The "archaic practice" is his motivation for staging a protest flotilla of more than 100 boats in the Queen Charlotte Sound as a new scallop fishing season gets under way in the coming weeks.
A scallop fishing company working in the area has called the protest "unprofessional and immature" and Mr Beech "a nutcase".
"If he wants to put lives of families at risk - it's on his hands if someone does get injured," said Mitch Campbell, operations manager for Nelson's Challenger Scallop Enhancement Company.
"He has had the opportunity all year to come and talk to us."
Mr Beech said he had been in touch with police about the planned protest.
"As soon as [the commercial fishermen] arrive [in Queen Charlotte Sound], we will swing into action. We will go to great lengths to ensure it is a peaceful protest. We won't be targeting individual fishermen, it will be aimed at the Ministry of Fisheries." Mr Beech, spokesman for the Guardians of the Sounds, has accused the ministry of failing to adequately police the scallop industry and protect the environment.
But ministry spokesman Scott Williamson said a lot was being done to protect the Sounds, such as large buffer zones to protect certain fish habitats and longer term environmental schemes.
"We are setting aside areas for biodiversity and we are working on standards that each fishery has to meet."
Mr Williamson said the dredging Mr Beech was opposed to was spread over an area of just 6 per cent of Queen Charlotte Sound. "We take the environmental impact very seriously. But we have to remember that while beautiful, the Marlborough Sounds is not unmodified."
Mr Campbell admitted that the dredging in past years had been "a disaster".
In 2005 there were too many vessels and no controls on where they were fishing.
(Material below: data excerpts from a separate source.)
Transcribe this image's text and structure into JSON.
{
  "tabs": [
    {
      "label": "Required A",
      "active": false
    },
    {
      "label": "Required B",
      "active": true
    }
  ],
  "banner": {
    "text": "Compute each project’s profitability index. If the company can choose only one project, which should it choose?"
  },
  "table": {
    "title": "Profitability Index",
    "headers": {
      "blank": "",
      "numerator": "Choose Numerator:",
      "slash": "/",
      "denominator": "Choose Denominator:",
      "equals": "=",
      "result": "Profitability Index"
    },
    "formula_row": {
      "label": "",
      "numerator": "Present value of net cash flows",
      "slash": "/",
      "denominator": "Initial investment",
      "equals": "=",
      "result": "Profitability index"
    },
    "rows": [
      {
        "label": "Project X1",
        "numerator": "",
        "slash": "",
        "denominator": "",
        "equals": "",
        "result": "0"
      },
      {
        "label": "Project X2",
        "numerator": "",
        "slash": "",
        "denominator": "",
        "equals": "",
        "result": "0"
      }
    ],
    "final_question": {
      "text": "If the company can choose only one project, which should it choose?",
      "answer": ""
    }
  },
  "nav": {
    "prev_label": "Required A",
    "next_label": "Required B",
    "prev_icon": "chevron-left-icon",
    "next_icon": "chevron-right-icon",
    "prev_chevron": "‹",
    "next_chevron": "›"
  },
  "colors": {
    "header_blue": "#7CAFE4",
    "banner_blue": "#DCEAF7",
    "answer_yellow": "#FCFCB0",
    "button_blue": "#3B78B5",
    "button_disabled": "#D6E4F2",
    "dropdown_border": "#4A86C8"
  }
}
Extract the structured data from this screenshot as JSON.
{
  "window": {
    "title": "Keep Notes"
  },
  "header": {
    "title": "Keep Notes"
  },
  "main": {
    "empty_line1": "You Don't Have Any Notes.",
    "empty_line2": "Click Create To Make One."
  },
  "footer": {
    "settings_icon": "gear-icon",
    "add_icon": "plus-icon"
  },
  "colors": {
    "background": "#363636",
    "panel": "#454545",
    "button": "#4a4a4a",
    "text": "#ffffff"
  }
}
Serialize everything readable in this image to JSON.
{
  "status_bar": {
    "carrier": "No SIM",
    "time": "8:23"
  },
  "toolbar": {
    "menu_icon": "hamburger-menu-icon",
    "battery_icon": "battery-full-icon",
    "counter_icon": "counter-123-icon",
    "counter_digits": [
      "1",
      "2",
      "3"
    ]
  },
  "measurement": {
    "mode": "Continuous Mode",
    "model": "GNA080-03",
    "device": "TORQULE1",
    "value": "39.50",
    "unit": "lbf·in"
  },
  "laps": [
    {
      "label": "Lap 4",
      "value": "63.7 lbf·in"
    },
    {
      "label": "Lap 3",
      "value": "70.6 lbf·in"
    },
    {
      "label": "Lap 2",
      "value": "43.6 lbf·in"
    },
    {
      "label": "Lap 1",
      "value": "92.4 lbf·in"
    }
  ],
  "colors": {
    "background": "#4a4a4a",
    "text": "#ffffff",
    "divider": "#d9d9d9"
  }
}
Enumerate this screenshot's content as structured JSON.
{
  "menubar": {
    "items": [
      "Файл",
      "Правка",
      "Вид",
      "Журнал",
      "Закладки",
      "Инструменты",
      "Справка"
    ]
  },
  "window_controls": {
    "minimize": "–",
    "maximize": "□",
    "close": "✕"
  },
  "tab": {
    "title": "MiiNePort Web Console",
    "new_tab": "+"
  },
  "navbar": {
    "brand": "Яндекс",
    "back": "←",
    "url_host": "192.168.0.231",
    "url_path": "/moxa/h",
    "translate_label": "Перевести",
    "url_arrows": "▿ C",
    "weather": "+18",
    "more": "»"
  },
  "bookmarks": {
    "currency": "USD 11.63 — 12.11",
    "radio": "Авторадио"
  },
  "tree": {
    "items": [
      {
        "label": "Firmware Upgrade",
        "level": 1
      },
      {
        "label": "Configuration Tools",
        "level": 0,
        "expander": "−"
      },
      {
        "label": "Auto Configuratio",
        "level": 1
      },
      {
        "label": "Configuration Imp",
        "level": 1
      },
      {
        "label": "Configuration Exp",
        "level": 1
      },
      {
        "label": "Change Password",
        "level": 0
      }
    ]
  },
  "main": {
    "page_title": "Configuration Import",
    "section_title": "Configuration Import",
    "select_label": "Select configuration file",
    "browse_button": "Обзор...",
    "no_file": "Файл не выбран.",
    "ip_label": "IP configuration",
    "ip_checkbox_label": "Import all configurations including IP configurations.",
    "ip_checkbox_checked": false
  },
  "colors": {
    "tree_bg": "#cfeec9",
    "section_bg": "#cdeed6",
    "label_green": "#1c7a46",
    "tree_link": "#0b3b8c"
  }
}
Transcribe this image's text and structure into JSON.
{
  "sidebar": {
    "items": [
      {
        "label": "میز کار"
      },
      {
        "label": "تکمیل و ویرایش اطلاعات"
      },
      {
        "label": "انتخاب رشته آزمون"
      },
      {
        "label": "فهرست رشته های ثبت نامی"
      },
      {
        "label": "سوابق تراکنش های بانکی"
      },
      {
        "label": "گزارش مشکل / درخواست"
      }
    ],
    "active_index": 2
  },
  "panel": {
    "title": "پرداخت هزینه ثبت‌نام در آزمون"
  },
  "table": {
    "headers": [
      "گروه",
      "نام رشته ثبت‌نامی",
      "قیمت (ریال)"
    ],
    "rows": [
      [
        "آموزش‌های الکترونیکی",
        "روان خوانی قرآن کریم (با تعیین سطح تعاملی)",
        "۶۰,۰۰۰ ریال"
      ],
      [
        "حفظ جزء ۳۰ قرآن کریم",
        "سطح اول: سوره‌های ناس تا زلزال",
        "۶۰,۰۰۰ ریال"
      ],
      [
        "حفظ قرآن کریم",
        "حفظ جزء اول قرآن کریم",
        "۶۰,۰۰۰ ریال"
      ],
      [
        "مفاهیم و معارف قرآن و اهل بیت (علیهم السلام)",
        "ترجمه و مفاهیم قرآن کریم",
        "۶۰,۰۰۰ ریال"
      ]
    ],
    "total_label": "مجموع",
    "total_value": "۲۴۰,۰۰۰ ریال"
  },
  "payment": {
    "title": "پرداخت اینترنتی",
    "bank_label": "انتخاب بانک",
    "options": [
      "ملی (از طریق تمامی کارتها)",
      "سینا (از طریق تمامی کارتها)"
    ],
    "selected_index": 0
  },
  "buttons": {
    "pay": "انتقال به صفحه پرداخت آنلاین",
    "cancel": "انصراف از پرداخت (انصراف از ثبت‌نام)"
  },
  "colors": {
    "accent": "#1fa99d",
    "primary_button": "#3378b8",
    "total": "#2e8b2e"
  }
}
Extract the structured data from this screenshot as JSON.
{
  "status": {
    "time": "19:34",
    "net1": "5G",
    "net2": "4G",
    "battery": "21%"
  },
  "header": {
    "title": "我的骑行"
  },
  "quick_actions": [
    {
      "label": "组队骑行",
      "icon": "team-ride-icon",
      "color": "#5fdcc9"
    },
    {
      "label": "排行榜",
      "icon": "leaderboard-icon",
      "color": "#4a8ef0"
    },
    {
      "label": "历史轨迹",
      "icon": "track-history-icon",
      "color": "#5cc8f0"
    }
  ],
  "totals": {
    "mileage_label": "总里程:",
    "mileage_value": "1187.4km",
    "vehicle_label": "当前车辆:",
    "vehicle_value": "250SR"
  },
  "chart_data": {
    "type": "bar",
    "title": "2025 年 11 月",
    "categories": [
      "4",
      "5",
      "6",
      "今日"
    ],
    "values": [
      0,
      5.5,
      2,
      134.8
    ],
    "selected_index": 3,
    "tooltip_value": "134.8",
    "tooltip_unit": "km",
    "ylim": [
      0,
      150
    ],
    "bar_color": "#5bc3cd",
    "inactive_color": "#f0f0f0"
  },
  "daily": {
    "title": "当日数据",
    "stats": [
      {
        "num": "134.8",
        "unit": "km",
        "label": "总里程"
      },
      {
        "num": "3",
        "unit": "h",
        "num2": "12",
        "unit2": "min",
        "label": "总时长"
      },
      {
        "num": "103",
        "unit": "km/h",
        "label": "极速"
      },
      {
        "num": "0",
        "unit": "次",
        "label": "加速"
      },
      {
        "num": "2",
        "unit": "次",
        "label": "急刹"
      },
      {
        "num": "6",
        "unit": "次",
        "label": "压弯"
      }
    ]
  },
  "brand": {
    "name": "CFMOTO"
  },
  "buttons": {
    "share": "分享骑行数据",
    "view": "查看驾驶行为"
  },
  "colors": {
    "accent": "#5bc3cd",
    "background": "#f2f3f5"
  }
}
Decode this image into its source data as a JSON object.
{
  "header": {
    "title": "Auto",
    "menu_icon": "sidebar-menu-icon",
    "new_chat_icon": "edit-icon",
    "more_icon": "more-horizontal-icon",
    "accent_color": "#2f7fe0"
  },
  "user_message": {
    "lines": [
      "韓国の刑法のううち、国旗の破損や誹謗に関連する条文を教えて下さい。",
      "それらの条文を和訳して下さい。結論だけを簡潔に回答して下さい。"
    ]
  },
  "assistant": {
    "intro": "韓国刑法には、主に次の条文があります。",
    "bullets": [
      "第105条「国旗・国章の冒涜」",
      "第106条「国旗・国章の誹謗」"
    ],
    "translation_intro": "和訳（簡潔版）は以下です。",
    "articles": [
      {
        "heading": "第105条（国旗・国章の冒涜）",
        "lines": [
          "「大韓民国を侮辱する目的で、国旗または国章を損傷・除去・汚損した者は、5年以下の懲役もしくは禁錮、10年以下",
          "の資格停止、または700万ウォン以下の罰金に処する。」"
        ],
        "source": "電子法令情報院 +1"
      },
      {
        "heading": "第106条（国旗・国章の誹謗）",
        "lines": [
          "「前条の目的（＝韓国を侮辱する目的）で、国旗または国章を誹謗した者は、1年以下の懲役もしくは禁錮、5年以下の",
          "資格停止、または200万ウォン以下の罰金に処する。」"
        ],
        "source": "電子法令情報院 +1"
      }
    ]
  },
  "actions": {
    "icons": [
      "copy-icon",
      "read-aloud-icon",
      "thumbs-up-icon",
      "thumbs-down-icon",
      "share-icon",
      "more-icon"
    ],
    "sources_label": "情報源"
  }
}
But only about seven vessels would be working in the Queen Charlotte Sound this season, from July to February.
While dredging did have an impact on the sea floor, comparing it to a bulldozer was too harsh, Mr Campbell said.
Mr Beech runs an eco-tourism business in the sounds and claims he has seen the ongoing impact of dredging on the food chain.
"We know that as long as this destructive practice continues there is no way fish stocks are going to be able to recover."
Longer wait to pick your own
The season for the recreational gathering of scallops in some areas of New Zealand has changed.
The area affected stretches from the North Cape to Cape Runaway in the Eastern Bay of Plenty, where the season is now September 1 to March 31.
Previously it was July 15 to February 14.
Whitianga's Scallop Festival on August 25 is unaffected because the commercial scallop season remains the same as before.
The gathering of scallops is restricted to prevent depletion.
A Ministry of Fisheries spokesman said the recreational season was moved back to allow scallops more time to develop.